Pagina inhoud

    Algemene slotbepaling wetboek burgerlijke rechtsvordering (art. 1077 Rv.)

    Inleiding slotbepaling wetboek van Rechtsvordering

    Art. 1077 Rv. geeft nog drie algemene slotbepalingen, die van toepassing zijn voor het wetboek van Burgerlijke rechtsvordering. Deze hebben alledrie betrekking op de Algemene Termijnenwet.

    NB per 1 mei 2023 is het Wetboek van Burgerlijke rechtsvordering weer ‘één gemaakt’. Voordien was er een niet-digitale versie en een digitale versie. De links naar wetten.overheid verwijzen doorgaans nog naar de niet-digitale versie. Artikelen in cursief zijn inmiddels aangepast.

    Klik op deze link om naar het nieuwe eengemaakte wetboek van Rv. te gaan.

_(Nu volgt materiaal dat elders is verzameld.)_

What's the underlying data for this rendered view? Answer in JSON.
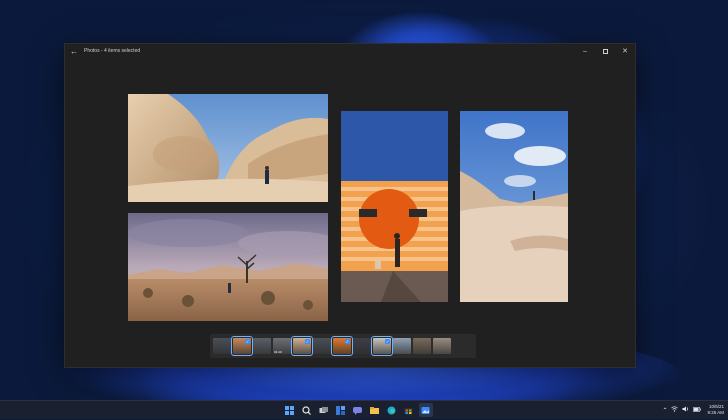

    Uitzondering Algemene Termijnenwet

    Art. 1077 lid 1 Rv. bepaalt, dat de Algemene Termijnenwet niet van toepassing is op de termijn gesteld in de art. 443, eerste lid, eerste zin Rv. en art. 479g, tweede lid Rv..

    Het eerstgenoemde artikel bepaalt:

    “De deurwaarder zal dadelijk, of uiterlijk op de volgende dag overgaan tot de meer bijzondere aanduiding der zaken die hij in beslag neemt, en zal deze op het door hem daarvan onverwijld op te maken proces-verbaal nauwkeurig beschrijven met opgave van hun getal, gewicht en maat overeenkomstig hun aard.”

    Het laatstgenoemde artikel bepaalt:

    “De raad voor de kinderbescherming en het Landelijk Bureau Inning Onderhoudsbijdragen kunnen beslag leggen op de dag, volgende op die waarop de uitkering moet geschieden, zonder voorafgaande betekening of bevel tot betaling als bedoeld in artikel 432.”

    Dagvaardingstermijnen

    Voor de toepassing van de Algemene termijnenwet worden de termijnen, gesteld in de art. 114 Rv. tot en met art. 116 Rv., aangemerkt als termijnen in de zin van art. 1, tweede lid Algemene Termijnenwet  (art. 1077 lid 2 Rv.).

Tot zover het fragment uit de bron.